Apple’s Earnings Are Soon. Pay Attention to the iPhone Sales Outlook


Apple is getting ready to report what could be its fifth straight quarter without any revenue growth. Expect investors’ focus for investors to be on the company’s outlook for the March quarter, particularly for iPhones.

The company will report financial results for its first fiscal quarter on Thursday after the market close.

For the quarter ended in December, Apple had told investors to expect revenue to be about flat with a year ago. Wall Street consensus as tracked by FactSet calls for revenue of $118.7 billion, which would actually be up a fraction from $117.2 billion in the year-ago period. Earnings for its first fiscal quarter are expected to $2.11 a share, up from $1.88.

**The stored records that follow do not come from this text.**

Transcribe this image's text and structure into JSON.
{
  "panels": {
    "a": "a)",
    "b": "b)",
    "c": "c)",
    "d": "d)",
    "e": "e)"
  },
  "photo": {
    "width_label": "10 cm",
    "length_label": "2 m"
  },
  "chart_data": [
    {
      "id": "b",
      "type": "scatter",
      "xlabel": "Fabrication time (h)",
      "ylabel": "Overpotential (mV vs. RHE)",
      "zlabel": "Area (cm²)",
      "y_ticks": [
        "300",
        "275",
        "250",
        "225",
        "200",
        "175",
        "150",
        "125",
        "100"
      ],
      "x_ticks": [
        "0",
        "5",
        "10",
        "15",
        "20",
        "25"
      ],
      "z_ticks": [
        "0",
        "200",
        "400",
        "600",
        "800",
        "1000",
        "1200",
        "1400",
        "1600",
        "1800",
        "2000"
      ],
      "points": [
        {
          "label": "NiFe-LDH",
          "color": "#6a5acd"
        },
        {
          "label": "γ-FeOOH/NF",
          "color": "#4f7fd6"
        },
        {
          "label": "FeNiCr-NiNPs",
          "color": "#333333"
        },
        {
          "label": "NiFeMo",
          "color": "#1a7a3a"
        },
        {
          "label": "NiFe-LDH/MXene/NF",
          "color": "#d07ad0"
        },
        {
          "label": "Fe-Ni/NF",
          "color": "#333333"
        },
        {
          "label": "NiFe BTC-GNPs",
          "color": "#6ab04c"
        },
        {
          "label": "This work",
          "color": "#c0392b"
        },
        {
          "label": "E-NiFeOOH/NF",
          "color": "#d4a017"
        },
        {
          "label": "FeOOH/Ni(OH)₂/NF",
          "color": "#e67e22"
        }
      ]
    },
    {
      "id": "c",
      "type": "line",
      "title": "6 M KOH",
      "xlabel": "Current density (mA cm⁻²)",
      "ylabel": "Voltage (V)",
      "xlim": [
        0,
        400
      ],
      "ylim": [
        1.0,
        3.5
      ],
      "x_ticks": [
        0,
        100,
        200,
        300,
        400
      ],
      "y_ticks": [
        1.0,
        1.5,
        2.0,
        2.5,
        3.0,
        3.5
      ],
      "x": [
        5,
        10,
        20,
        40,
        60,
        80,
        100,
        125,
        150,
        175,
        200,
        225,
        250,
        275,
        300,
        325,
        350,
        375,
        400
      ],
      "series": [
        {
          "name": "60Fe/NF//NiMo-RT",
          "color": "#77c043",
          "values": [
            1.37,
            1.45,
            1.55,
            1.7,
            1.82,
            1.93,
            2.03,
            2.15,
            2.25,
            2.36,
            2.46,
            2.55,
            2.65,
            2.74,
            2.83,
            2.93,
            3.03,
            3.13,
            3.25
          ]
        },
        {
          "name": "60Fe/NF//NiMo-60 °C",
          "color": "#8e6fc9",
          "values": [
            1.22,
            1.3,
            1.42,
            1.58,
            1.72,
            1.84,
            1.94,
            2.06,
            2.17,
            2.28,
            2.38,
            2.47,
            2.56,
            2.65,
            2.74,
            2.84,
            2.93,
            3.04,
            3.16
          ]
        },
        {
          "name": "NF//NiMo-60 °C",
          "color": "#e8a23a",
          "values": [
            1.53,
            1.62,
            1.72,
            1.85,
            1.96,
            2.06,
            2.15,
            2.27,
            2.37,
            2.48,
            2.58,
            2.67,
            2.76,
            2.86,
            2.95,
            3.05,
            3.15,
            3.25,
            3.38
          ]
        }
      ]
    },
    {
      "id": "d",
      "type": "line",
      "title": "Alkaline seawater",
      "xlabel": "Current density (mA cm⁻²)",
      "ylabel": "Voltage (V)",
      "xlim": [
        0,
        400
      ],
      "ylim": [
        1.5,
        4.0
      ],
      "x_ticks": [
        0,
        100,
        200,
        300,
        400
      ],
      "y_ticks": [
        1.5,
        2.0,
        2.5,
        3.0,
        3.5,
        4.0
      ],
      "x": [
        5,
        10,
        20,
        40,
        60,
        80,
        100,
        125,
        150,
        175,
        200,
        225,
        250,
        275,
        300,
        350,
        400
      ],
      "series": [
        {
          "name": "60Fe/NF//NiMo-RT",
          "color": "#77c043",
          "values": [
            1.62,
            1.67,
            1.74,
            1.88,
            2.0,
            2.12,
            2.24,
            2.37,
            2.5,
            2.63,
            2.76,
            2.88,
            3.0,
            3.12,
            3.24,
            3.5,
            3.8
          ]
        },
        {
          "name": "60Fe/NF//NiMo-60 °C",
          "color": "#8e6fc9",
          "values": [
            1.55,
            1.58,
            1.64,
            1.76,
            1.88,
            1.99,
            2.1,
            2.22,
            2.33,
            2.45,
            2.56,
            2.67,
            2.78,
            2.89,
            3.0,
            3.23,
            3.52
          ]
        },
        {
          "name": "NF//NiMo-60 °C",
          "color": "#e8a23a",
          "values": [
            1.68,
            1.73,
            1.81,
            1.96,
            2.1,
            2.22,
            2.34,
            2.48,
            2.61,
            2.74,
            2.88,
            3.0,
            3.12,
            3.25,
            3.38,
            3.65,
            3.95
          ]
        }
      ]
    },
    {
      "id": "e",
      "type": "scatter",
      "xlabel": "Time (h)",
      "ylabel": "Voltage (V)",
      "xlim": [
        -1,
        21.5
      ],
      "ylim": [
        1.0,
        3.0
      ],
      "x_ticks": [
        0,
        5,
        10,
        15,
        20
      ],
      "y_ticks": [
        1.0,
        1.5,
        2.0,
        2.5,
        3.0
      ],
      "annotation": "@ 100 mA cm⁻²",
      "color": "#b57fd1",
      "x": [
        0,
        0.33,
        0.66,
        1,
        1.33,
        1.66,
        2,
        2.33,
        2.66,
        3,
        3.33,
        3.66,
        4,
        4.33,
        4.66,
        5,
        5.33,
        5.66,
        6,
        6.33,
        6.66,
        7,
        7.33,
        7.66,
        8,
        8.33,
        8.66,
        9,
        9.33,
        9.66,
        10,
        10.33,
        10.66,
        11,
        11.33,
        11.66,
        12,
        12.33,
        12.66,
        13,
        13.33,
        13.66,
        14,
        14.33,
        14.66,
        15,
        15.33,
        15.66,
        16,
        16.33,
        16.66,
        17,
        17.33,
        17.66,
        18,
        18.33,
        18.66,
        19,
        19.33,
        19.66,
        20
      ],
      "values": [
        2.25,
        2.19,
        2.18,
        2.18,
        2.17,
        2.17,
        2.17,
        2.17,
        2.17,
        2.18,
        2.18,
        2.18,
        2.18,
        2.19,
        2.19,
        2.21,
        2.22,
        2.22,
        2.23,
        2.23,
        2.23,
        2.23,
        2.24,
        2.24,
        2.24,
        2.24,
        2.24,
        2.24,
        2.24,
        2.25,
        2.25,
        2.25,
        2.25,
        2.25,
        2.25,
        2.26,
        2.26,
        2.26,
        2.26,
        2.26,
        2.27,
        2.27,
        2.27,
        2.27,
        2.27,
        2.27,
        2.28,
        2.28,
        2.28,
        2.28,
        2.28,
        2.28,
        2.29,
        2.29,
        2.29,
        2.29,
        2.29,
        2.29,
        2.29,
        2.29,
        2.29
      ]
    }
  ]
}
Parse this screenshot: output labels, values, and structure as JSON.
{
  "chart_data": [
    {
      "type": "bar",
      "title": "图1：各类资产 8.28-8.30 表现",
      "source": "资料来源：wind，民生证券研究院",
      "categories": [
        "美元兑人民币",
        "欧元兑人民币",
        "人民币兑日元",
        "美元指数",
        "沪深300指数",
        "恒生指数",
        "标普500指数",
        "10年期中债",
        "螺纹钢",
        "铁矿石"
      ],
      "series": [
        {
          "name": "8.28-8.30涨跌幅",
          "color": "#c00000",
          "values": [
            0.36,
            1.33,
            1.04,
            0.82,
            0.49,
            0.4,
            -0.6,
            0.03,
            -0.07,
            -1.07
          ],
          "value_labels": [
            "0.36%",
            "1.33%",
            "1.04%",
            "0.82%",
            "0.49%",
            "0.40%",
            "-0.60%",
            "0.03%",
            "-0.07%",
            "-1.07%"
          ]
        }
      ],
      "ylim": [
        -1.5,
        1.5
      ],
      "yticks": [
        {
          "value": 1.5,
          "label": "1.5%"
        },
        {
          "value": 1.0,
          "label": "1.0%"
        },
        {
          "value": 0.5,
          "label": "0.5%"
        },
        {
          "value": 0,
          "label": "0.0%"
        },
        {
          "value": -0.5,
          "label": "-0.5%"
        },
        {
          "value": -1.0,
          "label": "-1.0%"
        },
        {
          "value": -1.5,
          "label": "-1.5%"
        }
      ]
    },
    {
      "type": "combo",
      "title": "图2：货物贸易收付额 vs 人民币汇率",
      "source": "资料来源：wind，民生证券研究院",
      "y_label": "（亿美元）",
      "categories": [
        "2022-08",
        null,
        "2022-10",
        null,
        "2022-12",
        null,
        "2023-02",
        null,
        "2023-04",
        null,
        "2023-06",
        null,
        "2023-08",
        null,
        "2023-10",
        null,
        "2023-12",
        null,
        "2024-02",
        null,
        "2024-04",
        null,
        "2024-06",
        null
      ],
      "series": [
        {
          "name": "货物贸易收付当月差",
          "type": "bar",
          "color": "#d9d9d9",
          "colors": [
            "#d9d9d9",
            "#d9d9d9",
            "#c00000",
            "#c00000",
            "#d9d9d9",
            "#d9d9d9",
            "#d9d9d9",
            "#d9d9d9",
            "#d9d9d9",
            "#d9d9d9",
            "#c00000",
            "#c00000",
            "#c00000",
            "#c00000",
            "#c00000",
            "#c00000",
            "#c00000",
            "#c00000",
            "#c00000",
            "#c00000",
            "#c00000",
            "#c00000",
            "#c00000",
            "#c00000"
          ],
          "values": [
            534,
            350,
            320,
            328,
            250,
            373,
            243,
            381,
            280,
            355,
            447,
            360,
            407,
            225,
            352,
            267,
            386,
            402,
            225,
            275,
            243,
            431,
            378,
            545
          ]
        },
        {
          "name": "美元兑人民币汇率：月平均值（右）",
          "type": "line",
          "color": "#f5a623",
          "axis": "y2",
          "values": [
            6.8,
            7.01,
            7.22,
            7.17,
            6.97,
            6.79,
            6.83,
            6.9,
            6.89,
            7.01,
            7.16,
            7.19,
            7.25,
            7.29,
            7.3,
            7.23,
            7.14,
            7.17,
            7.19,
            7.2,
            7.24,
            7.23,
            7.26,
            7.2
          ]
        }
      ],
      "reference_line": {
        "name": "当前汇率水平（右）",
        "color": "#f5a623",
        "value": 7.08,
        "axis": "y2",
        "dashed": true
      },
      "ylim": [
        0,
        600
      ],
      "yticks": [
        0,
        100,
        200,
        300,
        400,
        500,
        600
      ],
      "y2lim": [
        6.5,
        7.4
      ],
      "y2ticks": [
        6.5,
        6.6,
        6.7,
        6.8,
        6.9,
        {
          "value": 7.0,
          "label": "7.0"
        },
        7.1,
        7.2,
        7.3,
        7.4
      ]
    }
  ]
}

As always with Apple, the focus will be on sales by product line.

Analyst estimates call for iPhone sales of $67.6 billion in the quarter, up 2.8% from a year ago, and Mac sales of $7.9 billion, up 2.5%. Services are expected to grow 12.3% to $23.3 billion, inching the annualized run-rate for that group of businesses to nearly $100 billion.

But consensus estimates point to a 21.4% drop in iPad sales to $7.4 billion, with the Wearables, Home and Accessories category expected to decline 15.8% to $11.3 billion.

There is some early excitement on the Street about the initial orders for the just-launched Vision Pro mixed-reality headsets, which don’t actually start shipping until the day following earnings, so any update will likely be more qualitative than quantitative.

And while investors eagerly await some clarity from Apple on the company’s generative artificial intelligence strategy, the company rarely provides meaningful product updates on earnings calls. This one isn’t likely to be an exception to the rule.

There are concerns on the Street that iPhone growth has been crimped by an increasingly competitive—and soft—smartphone market in China, where Apple appears to be losing some sales to Huawei. The company’s thinking on that issue should filter into its expectations for the March quarter. Street consensus estimates call for total March quarter revenue of $95.9 billion, up a fraction from a year earlier, with earnings of $1.58 a share, up six cents from a year ago.

Morgan Stanley analyst Erik Woodring says the December quarter should beat Street revenue and earnings estimates by 1% to 2%. But he also predicts March quarter guidance is likely to be closer to his own forecast of $93.4 billion in revenue, which would suggest a year-over-year decline of about 2%. In addition, he argues that consensus estimates for the September 2024 fiscal year are still too high for both revenue and profits.

That said, Woodring wrote in an earnings preview note that the results should be a “clearing event” that will shift investor focus to the growth in services, the opportunity in “edge” AI devices—phones, iPads and Macs—and improving gross margins. He maintains his Overweight rating and $220 target price on the stock.